I am often inspired by how writers become successful. Some authors create an experience out of their imaginations and try to write about it in such a way that it seems real. We call that fiction. And then there are authors like Cheryl Strayed. She had the experience first, and gave it language after the fact as a nonfiction memoir. It is storytelling all the same, but when written from a place of inner truth, we can often glean life lessons that may elude us in pure fiction.

Strayed, author of “Wild: From Lost to Found on the Pacific Crest Trail” (Knopf, 2012), is not an overnight success. Unlike some of her noteworthy contemporaries who found literary success almost accidently while self-actualizing, she has been working as a writer for much of her adult life.

Her first novel, “Torch” (Mariner Books, 2007), was considered successful, but not wildly so. She also worked anonymously and without pay as a popular advice columnist for an online site called The Rumpus under the code name “Sugar.” Strayed, now 40-something, is finally enjoying literary notoriety for an experience she had when she was 20-something. “Wild” is currently No. 1 on Bay Area nonfiction best-sellers list.

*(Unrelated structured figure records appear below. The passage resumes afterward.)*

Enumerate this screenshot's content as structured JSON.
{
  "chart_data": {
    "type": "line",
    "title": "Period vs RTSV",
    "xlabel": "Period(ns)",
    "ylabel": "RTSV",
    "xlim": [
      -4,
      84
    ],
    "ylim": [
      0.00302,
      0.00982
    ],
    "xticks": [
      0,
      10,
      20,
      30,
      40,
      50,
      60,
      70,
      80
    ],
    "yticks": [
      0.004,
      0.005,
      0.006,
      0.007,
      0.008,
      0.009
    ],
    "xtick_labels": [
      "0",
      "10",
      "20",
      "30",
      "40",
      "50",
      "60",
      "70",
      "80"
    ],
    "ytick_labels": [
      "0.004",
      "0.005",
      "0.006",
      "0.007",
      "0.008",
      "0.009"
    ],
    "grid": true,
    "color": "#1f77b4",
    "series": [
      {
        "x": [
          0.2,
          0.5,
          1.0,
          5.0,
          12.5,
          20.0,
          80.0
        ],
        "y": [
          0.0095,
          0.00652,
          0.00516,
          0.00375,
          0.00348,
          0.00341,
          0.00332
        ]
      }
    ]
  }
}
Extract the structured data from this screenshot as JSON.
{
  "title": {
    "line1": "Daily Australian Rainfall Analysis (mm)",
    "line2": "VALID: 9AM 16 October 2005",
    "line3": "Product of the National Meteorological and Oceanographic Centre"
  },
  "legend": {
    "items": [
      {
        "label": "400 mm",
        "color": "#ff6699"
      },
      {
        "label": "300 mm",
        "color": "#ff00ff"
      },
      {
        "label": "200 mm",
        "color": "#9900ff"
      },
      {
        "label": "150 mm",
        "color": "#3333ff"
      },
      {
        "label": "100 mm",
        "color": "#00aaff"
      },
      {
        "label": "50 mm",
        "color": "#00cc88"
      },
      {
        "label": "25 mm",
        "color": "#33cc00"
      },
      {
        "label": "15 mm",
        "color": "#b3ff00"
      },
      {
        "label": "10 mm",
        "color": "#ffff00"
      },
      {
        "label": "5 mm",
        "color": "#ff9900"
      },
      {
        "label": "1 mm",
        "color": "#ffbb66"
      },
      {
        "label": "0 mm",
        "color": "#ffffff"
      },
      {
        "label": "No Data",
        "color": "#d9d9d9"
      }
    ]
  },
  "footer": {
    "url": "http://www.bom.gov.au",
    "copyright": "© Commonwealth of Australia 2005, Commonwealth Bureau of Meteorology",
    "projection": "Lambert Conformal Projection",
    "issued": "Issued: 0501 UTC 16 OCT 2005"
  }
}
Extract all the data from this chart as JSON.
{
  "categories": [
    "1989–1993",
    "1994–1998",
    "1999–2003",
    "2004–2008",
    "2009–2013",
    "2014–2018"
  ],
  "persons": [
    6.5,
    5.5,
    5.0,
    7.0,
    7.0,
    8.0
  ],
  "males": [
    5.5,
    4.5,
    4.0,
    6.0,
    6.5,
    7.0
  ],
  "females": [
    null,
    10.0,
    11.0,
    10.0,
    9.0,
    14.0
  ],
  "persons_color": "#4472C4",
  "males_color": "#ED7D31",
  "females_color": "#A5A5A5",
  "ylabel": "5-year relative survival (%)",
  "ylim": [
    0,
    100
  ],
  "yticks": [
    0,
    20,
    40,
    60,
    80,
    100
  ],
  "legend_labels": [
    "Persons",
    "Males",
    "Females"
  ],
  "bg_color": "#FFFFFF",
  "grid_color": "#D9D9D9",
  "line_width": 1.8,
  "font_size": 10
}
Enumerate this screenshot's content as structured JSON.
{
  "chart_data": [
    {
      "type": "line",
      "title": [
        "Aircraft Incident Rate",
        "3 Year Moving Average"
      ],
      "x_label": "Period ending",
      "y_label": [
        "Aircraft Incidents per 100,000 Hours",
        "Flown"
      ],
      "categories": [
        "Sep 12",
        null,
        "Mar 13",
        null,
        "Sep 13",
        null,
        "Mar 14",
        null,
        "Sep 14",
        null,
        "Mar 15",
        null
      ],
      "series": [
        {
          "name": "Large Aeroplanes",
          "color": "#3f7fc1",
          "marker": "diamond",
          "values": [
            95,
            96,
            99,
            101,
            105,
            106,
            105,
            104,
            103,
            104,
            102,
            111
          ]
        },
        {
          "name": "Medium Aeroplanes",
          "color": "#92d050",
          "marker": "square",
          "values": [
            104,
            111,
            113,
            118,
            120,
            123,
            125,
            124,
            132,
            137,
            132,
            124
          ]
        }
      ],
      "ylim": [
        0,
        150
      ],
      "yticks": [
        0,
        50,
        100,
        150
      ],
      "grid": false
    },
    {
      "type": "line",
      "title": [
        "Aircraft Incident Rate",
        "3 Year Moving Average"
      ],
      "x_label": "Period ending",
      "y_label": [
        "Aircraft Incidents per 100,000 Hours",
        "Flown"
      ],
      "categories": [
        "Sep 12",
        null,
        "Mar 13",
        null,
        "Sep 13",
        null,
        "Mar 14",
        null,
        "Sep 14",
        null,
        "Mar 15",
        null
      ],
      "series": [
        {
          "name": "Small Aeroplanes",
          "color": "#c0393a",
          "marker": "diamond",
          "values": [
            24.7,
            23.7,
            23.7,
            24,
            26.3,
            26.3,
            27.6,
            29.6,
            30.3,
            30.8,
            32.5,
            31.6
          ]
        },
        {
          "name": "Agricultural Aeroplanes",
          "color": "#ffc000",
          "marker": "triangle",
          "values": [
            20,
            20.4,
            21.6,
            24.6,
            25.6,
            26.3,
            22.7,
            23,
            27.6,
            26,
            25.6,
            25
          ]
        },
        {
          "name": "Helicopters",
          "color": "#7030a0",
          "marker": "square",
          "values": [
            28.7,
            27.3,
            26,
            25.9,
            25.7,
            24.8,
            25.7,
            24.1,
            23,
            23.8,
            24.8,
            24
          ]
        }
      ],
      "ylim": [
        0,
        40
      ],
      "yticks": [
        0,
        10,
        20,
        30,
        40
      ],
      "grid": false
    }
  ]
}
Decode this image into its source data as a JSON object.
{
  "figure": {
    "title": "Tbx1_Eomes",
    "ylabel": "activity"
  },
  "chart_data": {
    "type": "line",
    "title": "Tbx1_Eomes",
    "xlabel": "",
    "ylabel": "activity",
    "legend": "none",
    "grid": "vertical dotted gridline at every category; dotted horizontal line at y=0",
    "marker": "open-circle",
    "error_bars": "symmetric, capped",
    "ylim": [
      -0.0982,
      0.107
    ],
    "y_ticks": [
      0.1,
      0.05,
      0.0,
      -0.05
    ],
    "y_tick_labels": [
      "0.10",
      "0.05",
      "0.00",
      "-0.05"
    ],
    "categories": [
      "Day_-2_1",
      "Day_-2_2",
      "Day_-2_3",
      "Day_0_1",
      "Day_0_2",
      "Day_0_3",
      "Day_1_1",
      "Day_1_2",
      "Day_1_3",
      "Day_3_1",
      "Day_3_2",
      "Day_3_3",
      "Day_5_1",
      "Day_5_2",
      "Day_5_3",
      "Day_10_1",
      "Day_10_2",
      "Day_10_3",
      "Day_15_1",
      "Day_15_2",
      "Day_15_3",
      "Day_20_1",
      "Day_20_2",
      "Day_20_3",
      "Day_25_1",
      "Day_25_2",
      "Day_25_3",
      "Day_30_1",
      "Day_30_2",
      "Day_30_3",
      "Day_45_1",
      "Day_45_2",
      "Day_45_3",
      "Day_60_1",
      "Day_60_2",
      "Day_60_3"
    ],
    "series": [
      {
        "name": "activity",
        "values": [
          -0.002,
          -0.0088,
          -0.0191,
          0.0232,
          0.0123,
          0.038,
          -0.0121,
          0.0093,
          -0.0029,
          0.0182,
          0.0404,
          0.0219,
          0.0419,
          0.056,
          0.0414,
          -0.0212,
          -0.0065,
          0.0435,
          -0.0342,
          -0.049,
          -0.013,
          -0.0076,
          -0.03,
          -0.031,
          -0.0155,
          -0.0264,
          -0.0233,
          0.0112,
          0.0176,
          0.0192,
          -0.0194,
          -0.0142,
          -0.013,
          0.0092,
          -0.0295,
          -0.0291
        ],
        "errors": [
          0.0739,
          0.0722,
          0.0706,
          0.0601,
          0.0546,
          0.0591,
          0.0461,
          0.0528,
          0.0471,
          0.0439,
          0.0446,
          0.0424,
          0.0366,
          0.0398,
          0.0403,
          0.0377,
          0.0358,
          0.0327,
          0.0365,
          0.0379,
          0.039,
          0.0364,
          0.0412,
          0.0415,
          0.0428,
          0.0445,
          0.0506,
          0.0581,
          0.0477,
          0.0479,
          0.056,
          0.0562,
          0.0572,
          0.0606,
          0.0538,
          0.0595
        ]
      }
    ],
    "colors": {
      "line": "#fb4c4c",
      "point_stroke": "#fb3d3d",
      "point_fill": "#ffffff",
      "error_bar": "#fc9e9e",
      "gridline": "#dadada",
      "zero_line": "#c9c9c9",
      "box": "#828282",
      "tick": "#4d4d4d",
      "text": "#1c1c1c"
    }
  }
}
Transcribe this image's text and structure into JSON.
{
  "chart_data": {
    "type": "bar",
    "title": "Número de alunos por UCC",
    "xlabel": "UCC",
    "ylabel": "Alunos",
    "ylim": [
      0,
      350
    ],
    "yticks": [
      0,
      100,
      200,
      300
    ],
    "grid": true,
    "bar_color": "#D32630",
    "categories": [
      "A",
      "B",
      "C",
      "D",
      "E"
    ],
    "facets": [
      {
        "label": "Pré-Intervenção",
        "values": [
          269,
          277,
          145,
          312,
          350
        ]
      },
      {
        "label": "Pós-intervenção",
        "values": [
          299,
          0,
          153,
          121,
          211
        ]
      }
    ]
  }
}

The fact that she survived her life-changing hike in the woods as chronicled in “Wild” is a miracle to most people. Her readers are deeply afraid for her from the outset, but according to Strayed in an online interview: “I was much more afraid for myself before the hike.”

Isn’t it interesting how we perceive where danger lies – both within ourselves and in the outside world? Her danger was not as great in the woods as it was in her heart and mind. She needed physical fear and suffering to ultimately contend with her internal suffering.

At the heart of her story is mother-love. She had been loved really well by her (mostly) single mom, who died of cancer during Strayed’s college years. The loss of that love (along with a tumble of unfortunate events precipitated by her mother’s death) caused her to come apart. She was grieving not so much for how she loved her mother, but for how her mother loved her. Much to ponder there.

“Strayed” is not the name she was born with – she changed her last name after her divorce. When interviewed for an online book site, she said: “I love my name. Taking my own name was symbolic of my desire to build my own life, to create my own sense of family, to make a home inside of myself. I feel deeply connected to the word ‘strayed.’ It is my heritage.”

I really like the idea of picking our own name at some point in our life – once we’ve figured out who we are and how we would like to be known. Too bad for me that “Her Royal Highness” is already taken. I guess you could say that I was well loved by my dear mother – surely more than I deserved, but thankfully not more than I could comfortably withstand. I’m just saying … dark woods, heavy backpacks and unattractive hiking shoes really scare me.

Sharon Lennox-Infante, contributing editor for Book Buzz, is a Los Altos resident.